Subscribe and give it a listen.


Last week, I noted that Chat GPT has some serious problems, but as one reader pointed out, I  offered no further details on it. So here’s a quick breakdown. Like most AI-driven tools, the chatbot was trained using data from the real world. This means it has just as much capacity to recite love sonnets as it does to spout violent or racist screeds. The Intercept’s Sam Biddle (no relation to me) caught the software engaging in racial profiling. Cybersecurity experts Bruce Schneier and Nathan Sanders wrote about its potential to affect lobbying or even election outcomes. And a number of people have observed that Chat GPT often says things that are simply not true.

It is worth taking a look under the hood here. In 2020, an earlier version of Chat GPT (known as GPT-3) was skewered by critics after it began rattling off racist epithets and threatening sexual violence with aplomb. So this time around, the company created a system for detecting hateful or harmful speech and taught the AI to filter it out.

This harm-detection system is not another robot. It’s drawn from an entire industry of people, typically contract workers, who review dozens, if not hundreds, of pieces of text, images or videos that either appear on social media platforms or are being used, in the case of OpenAI, to build a new technology. They are doing the dirty work of the internet, helping to rid it of racist diatribes, videos of beheadings, sexual abuse — even though some of this stuff still remains. They are seeing the worst of the worst. 

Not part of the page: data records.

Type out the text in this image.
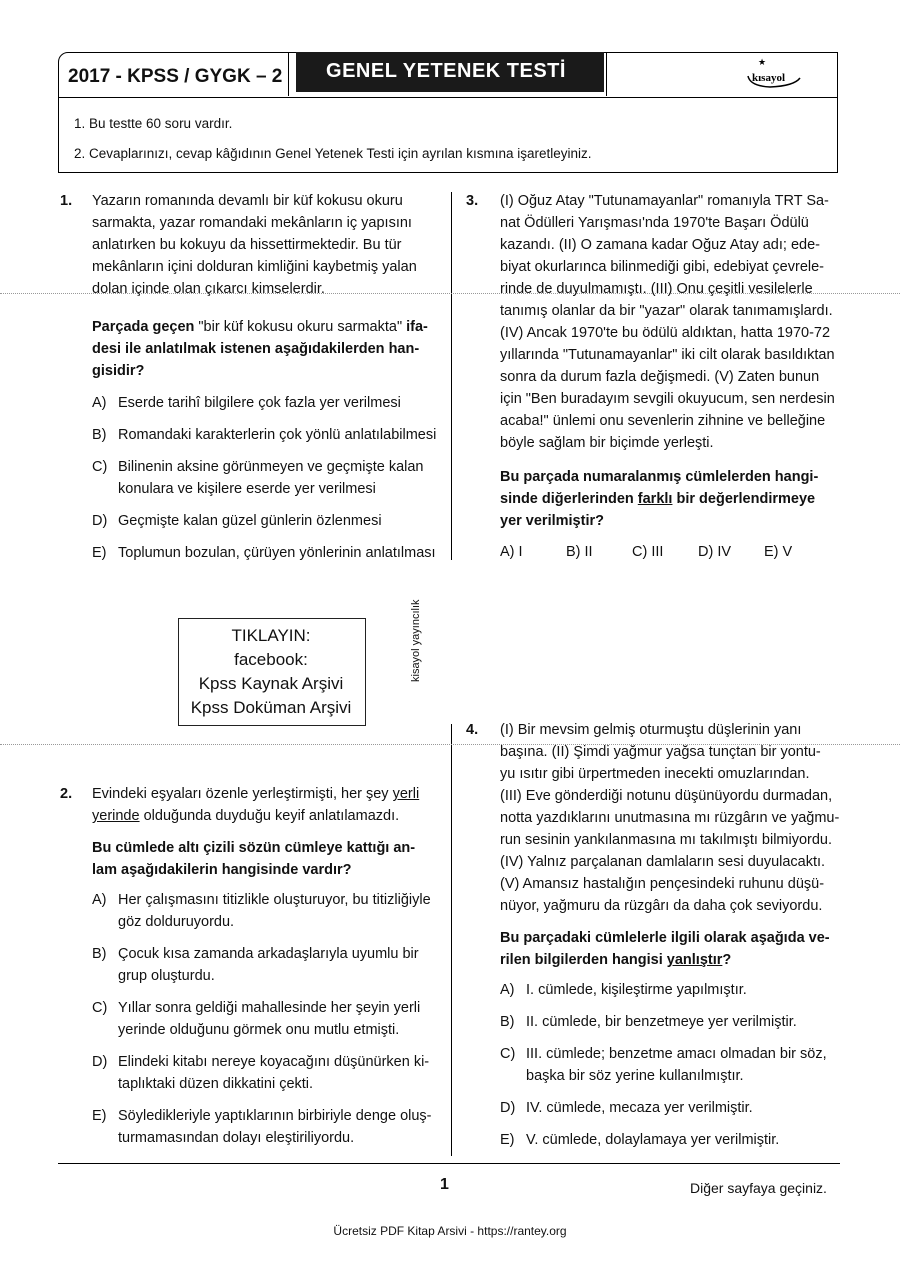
2017 - KPSS / GYGK – 2	GENEL YETENEK TESTİ	★
kısayol
1. Bu testte 60 soru vardır.
2. Cevaplarınızı, cevap kâğıdının Genel Yetenek Testi için ayrılan kısmına işaretleyiniz.
1. Yazarın romanında devamlı bir küf kokusu okuru
sarmakta, yazar romandaki mekânların iç yapısını
anlatırken bu kokuyu da hissettirmektedir. Bu tür
mekânların içini dolduran kimliğini kaybetmiş yalan
dolan içinde olan çıkarcı kimselerdir.
Parçada geçen "bir küf kokusu okuru sarmakta" ifa-
desi ile anlatılmak istenen aşağıdakilerden han-
gisidir?
A) Eserde tarihî bilgilere çok fazla yer verilmesi
B) Romandaki karakterlerin çok yönlü anlatılabilmesi
C) Bilinenin aksine görünmeyen ve geçmişte kalan
konulara ve kişilere eserde yer verilmesi
D) Geçmişte kalan güzel günlerin özlenmesi
E) Toplumun bozulan, çürüyen yönlerinin anlatılması
TIKLAYIN:
facebook:
Kpss Kaynak Arşivi
Kpss Doküman Arşivi
kisayol yayıncılık
2. Evindeki eşyaları özenle yerleştirmişti, her şey yerli
yerinde olduğunda duyduğu keyif anlatılamazdı.
Bu cümlede altı çizili sözün cümleye kattığı an-
lam aşağıdakilerin hangisinde vardır?
A) Her çalışmasını titizlikle oluşturuyor, bu titizliğiyle
göz dolduruyordu.
B) Çocuk kısa zamanda arkadaşlarıyla uyumlu bir
grup oluşturdu.
C) Yıllar sonra geldiği mahallesinde her şeyin yerli
yerinde olduğunu görmek onu mutlu etmişti.
D) Elindeki kitabı nereye koyacağını düşünürken ki-
taplıktaki düzen dikkatini çekti.
E) Söyledikleriyle yaptıklarının birbiriyle denge oluş-
turmamasından dolayı eleştiriliyordu.
3. (I) Oğuz Atay "Tutunamayanlar" romanıyla TRT Sa-
nat Ödülleri Yarışması'nda 1970'te Başarı Ödülü
kazandı. (II) O zamana kadar Oğuz Atay adı; ede-
biyat okurlarınca bilinmediği gibi, edebiyat çevrele-
rinde de duyulmamıştı. (III) Onu çeşitli vesilelerle
tanımış olanlar da bir "yazar" olarak tanımamışlardı.
(IV) Ancak 1970'te bu ödülü aldıktan, hatta 1970-72
yıllarında "Tutunamayanlar" iki cilt olarak basıldıktan
sonra da durum fazla değişmedi. (V) Zaten bunun
için "Ben buradayım sevgili okuyucum, sen nerdesin
acaba!" ünlemi onu sevenlerin zihnine ve belleğine
böyle sağlam bir biçimde yerleşti.
Bu parçada numaralanmış cümlelerden hangi-
sinde diğerlerinden farklı bir değerlendirmeye
yer verilmiştir?
A) I	B) II	C) III	D) IV	E) V
4. (I) Bir mevsim gelmiş oturmuştu düşlerinin yanı
başına. (II) Şimdi yağmur yağsa tunçtan bir yontu-
yu ısıtır gibi ürpertmeden inecekti omuzlarından.
(III) Eve gönderdiği notunu düşünüyordu durmadan,
notta yazdıklarını unutmasına mı rüzgârın ve yağmu-
run sesinin yankılanmasına mı takılmıştı bilmiyordu.
(IV) Yalnız parçalanan damlaların sesi duyulacaktı.
(V) Amansız hastalığın pençesindeki ruhunu düşü-
nüyor, yağmuru da rüzgârı da daha çok seviyordu.
Bu parçadaki cümlelerle ilgili olarak aşağıda ve-
rilen bilgilerden hangisi yanlıştır?
A) I. cümlede, kişileştirme yapılmıştır.
B) II. cümlede, bir benzetmeye yer verilmiştir.
C) III. cümlede; benzetme amacı olmadan bir söz,
başka bir söz yerine kullanılmıştır.
D) IV. cümlede, mecaza yer verilmiştir.
E) V. cümlede, dolaylamaya yer verilmiştir.
1	Diğer sayfaya geçiniz.
Ücretsiz PDF Kitap Arsivi - https://rantey.org
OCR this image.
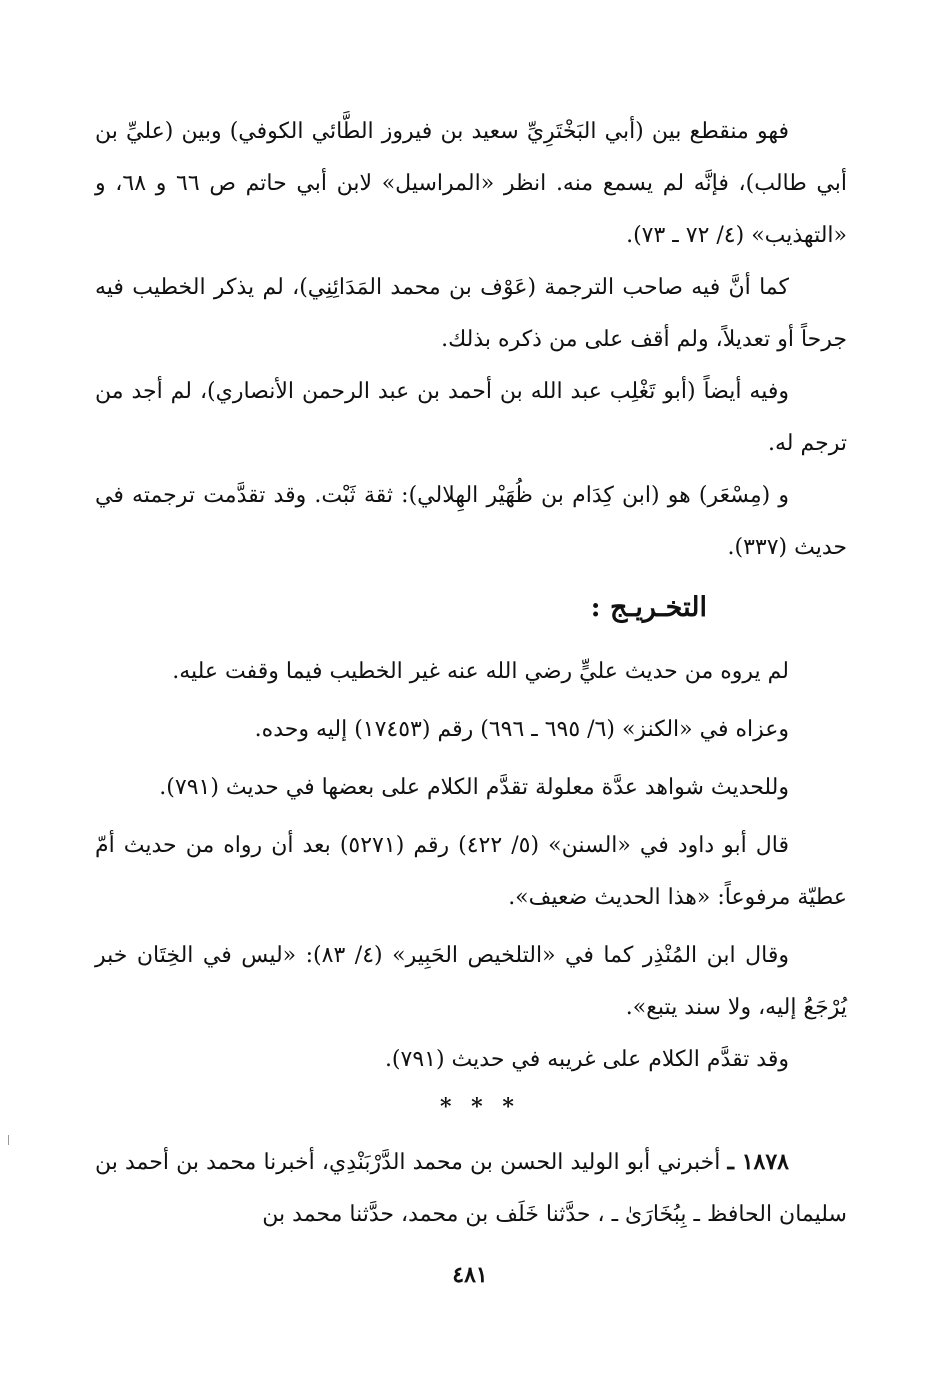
فهو منقطع بين (أبي البَخْتَرِيِّ سعيد بن فيروز الطَّائي الكوفي) وبين (عليِّ بن أبي طالب)، فإنَّه لم يسمع منه. انظر «المراسيل» لابن أبي حاتم ص ٦٦ و ٦٨، و «التهذيب» (٤/ ٧٢ ـ ٧٣).

كما أنَّ فيه صاحب الترجمة (عَوْف بن محمد المَدَائِنِي)، لم يذكر الخطيب فيه جرحاً أو تعديلاً، ولم أقف على من ذكره بذلك.

وفيه أيضاً (أبو تَغْلِب عبد الله بن أحمد بن عبد الرحمن الأنصاري)، لم أجد من ترجم له.

و (مِسْعَر) هو (ابن كِدَام بن ظُهَيْر الهِلالي): ثقة ثَبْت. وقد تقدَّمت ترجمته في حديث (٣٣٧).

التخـريـج :

لم يروه من حديث عليٍّ رضي الله عنه غير الخطيب فيما وقفت عليه.

وعزاه في «الكنز» (٦/ ٦٩٥ ـ ٦٩٦) رقم (١٧٤٥٣) إليه وحده.

وللحديث شواهد عدَّة معلولة تقدَّم الكلام على بعضها في حديث (٧٩١).

قال أبو داود في «السنن» (٥/ ٤٢٢) رقم (٥٢٧١) بعد أن رواه من حديث أمّ عطيّة مرفوعاً: «هذا الحديث ضعيف».

وقال ابن المُنْذِر كما في «التلخيص الحَبِير» (٤/ ٨٣): «ليس في الخِتَان خبر يُرْجَعُ إليه، ولا سند يتبع».

وقد تقدَّم الكلام على غريبه في حديث (٧٩١).

* * *

١٨٧٨ ـ أخبرني أبو الوليد الحسن بن محمد الدَّرْبَنْدِي، أخبرنا محمد بن أحمد بن سليمان الحافظ ـ بِبُخَارَىٰ ـ ، حدَّثنا خَلَف بن محمد، حدَّثنا محمد بن

٤٨١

This industry provides an essential service. Nevertheless, the biggest of the Big Techs typically outsource it to third-party companies operating in countries where labor is relatively cheap, like India or the Philippines. Or Kenya. Just this week, TIME’s Billy Perrigo dropped a new investigation of Sama, a third-party company that was under contract with OpenAI (maker of Chat GPT) to do just this kind of work in Nairobi. Workers reported being paid between $1-2 per hour and having limited access to counseling — a serious problem in a job that asks you to trawl through the dregs of the internet.

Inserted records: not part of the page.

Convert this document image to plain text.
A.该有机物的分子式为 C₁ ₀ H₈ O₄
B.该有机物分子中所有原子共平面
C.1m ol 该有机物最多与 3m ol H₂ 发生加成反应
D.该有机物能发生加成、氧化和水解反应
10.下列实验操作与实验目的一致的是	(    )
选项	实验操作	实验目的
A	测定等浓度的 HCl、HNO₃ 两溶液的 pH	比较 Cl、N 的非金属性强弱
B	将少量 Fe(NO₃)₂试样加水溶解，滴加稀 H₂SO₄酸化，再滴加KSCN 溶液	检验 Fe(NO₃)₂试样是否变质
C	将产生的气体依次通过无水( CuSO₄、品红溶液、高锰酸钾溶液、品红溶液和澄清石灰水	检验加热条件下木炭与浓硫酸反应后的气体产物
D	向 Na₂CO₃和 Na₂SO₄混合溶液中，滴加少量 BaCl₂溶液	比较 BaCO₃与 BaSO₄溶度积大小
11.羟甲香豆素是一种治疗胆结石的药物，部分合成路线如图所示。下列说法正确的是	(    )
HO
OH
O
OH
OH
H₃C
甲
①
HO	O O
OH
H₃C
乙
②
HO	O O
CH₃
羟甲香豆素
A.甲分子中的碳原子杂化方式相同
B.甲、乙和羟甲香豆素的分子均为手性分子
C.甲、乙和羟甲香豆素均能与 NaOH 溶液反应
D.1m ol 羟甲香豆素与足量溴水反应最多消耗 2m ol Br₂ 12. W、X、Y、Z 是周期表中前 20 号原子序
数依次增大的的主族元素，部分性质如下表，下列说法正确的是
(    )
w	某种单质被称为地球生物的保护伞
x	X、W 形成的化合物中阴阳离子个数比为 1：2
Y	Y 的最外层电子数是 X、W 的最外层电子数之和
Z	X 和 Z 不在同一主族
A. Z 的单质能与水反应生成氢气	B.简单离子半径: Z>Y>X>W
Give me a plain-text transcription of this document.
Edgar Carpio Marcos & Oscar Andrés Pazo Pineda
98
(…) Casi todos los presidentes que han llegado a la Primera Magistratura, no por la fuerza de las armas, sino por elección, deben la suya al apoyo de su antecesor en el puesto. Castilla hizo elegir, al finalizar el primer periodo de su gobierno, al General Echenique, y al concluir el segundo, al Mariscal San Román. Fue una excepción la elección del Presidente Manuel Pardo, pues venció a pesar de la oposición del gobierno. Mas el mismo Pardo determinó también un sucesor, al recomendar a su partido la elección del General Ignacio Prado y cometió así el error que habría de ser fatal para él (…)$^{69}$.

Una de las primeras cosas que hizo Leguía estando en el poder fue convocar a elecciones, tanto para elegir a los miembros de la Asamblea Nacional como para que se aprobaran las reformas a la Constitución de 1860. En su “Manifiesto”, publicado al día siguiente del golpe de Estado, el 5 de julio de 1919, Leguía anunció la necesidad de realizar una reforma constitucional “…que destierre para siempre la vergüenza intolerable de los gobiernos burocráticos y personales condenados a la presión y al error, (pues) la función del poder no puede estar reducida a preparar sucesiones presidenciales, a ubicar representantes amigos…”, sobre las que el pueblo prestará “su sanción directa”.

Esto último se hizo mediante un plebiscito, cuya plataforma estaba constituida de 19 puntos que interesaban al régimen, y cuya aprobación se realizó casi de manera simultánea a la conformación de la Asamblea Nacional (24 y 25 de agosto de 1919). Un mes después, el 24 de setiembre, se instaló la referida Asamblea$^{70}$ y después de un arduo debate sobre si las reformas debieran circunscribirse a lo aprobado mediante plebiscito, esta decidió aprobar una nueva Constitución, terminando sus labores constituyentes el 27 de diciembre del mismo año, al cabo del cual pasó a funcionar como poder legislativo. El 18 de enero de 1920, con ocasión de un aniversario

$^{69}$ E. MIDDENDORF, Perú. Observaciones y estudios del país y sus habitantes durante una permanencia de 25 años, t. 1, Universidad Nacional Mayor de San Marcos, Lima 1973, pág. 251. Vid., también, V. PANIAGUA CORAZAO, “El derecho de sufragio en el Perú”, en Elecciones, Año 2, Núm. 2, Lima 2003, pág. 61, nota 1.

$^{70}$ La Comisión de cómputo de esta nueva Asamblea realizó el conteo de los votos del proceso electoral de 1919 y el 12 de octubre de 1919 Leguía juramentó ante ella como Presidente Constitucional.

But workers are beginning to take a stand and force companies to address some of these problems. Until recently, another major client of Sama’s was Facebook. But last fall, a former employee brought a landmark lawsuit against both companies in Kenya, claiming worker exploitation and illegal “union-busting” activities. Now Meta has ended its relationship with Sama and begun a contract with Majorel, a Luxembourg-based company with a similarly dubious track record. We’ll see where it lands and whether all this might help people see that tech isn’t so magical after all — it’s the result of people, in lots of places, working really hard. But only some of them profit from it.

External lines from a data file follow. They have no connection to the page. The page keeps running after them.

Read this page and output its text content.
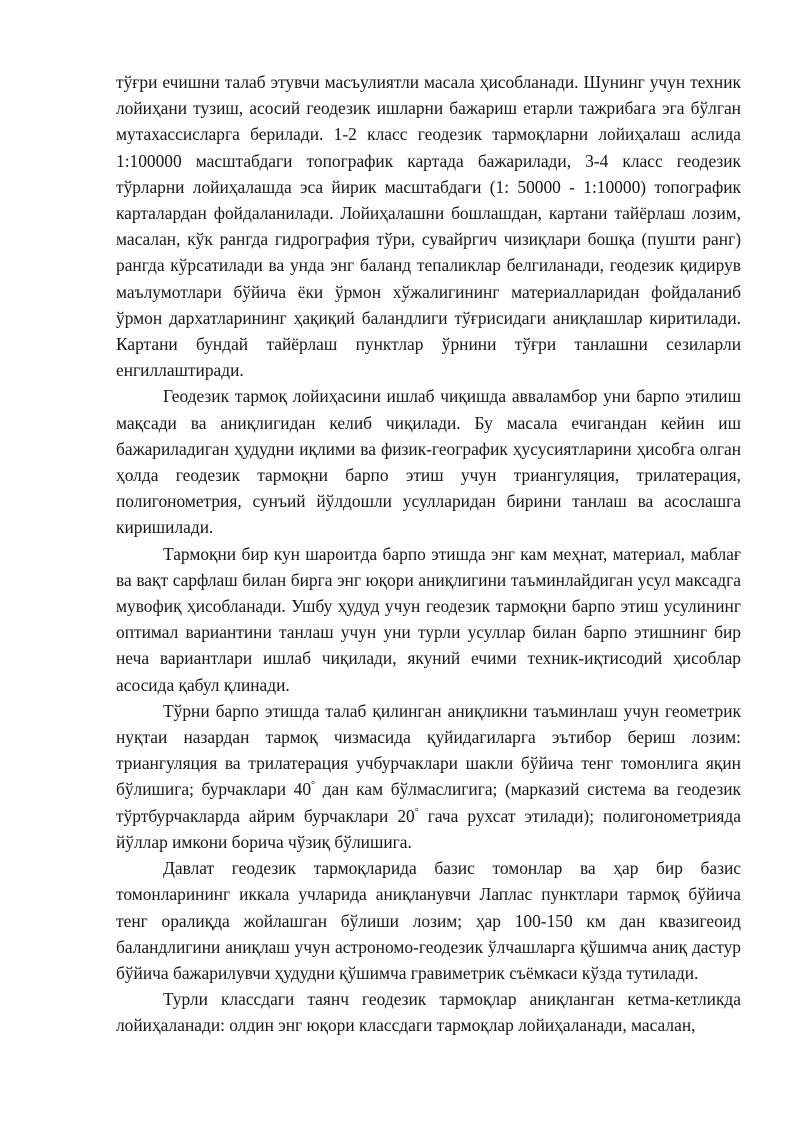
тўғри ечишни талаб этувчи масъулиятли масала ҳисобланади. Шунинг учун техник лойиҳани тузиш, асосий геодезик ишларни бажариш етарли тажрибага эга бўлган мутахассисларга берилади. 1-2 класс геодезик тармоқларни лойиҳалаш аслида 1:100000 масштабдаги топографик картада бажарилади, 3-4 класс геодезик тўрларни лойиҳалашда эса йирик масштабдаги (1: 50000 - 1:10000) топографик карталардан фойдаланилади. Лойиҳалашни бошлашдан, картани тайёрлаш лозим, масалан, кўк рангда гидрография тўри, сувайргич чизиқлари бошқа (пушти ранг) рангда кўрсатилади ва унда энг баланд тепаликлар белгиланади, геодезик қидирув маълумотлари бўйича ёки ўрмон хўжалигининг материалларидан фойдаланиб ўрмон дархатларининг ҳақиқий баландлиги тўғрисидаги аниқлашлар киритилади. Картани бундай тайёрлаш пунктлар ўрнини тўғри танлашни сезиларли енгиллаштиради.

Геодезик тармоқ лойиҳасини ишлаб чиқишда аввaламбор уни барпо этилиш мақсади ва аниқлигидан келиб чиқилади. Бу масала ечигандан кейин иш бажариладиган ҳудудни иқлими ва физик-географик ҳусусиятларини ҳисобга олган ҳолда геодезик тармоқни барпо этиш учун триангуляция, трилатерация, полигонометрия, сунъий йўлдошли усулларидан бирини танлаш ва асослашга киришилади.

Тармоқни бир кун шароитда барпо этишда энг кам меҳнат, материал, маблағ ва вақт сарфлаш билан бирга энг юқори аниқлигини таъминлайдиган усул максадга мувофиқ ҳисобланади. Ушбу ҳудуд учун геодезик тармоқни барпо этиш усулининг оптимал вариантини танлаш учун уни турли усуллар билан барпо этишнинг бир неча вариантлари ишлаб чиқилади, якуний ечими техник-иқтисодий ҳисоблар асосида қабул қлинади.

Тўрни барпо этишда талаб қилинган аниқликни таъминлаш учун геометрик нуқтаи назардан тармоқ чизмасида қуйидагиларга эътибор бериш лозим: триангуляция ва трилатерация учбурчаклари шакли бўйича тенг томонлига яқин бўлишига; бурчаклари 40° дан кам бўлмаслигига; (марказий система ва геодезик тўртбурчакларда айрим бурчаклари 20° гача рухсат этилади); полигонометрияда йўллар имкони борича чўзиқ бўлишига.

Давлат геодезик тармоқларида базис томонлар ва ҳар бир базис томонларининг иккала учларида аниқланувчи Лаплас пунктлари тармоқ бўйича тенг оралиқда жойлашган бўлиши лозим; ҳар 100-150 км дан квазигеоид баландлигини аниқлаш учун астрономо-геодезик ўлчашларга қўшимча аниқ дастур бўйича бажарилувчи ҳудудни қўшимча гравиметрик съёмкаси кўзда тутилади.

Турли классдаги таянч геодезик тармоқлар аниқланган кетма-кетликда лойиҳаланади: олдин энг юқори классдаги тармоқлар лойиҳаланади, масалан,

  • The Indian government has blocked tens of thousands of websites, apps and social media posts since 2015. Check out the New Delhi-based Software Freedom Law Centre’s important new report on these figures.
  • The Border Chronicle has an excellent deep dive on technical surveillance along the U.S.-Mexico border that starts with a robotic dog and continues with some dirt on the multinational IT services company Accenture. 
  • Mobile phones are technically forbidden in U.S. prisons, but people are using them anyway to tell stories about their lives and the conditions on the inside. The Marshall Project has the goods.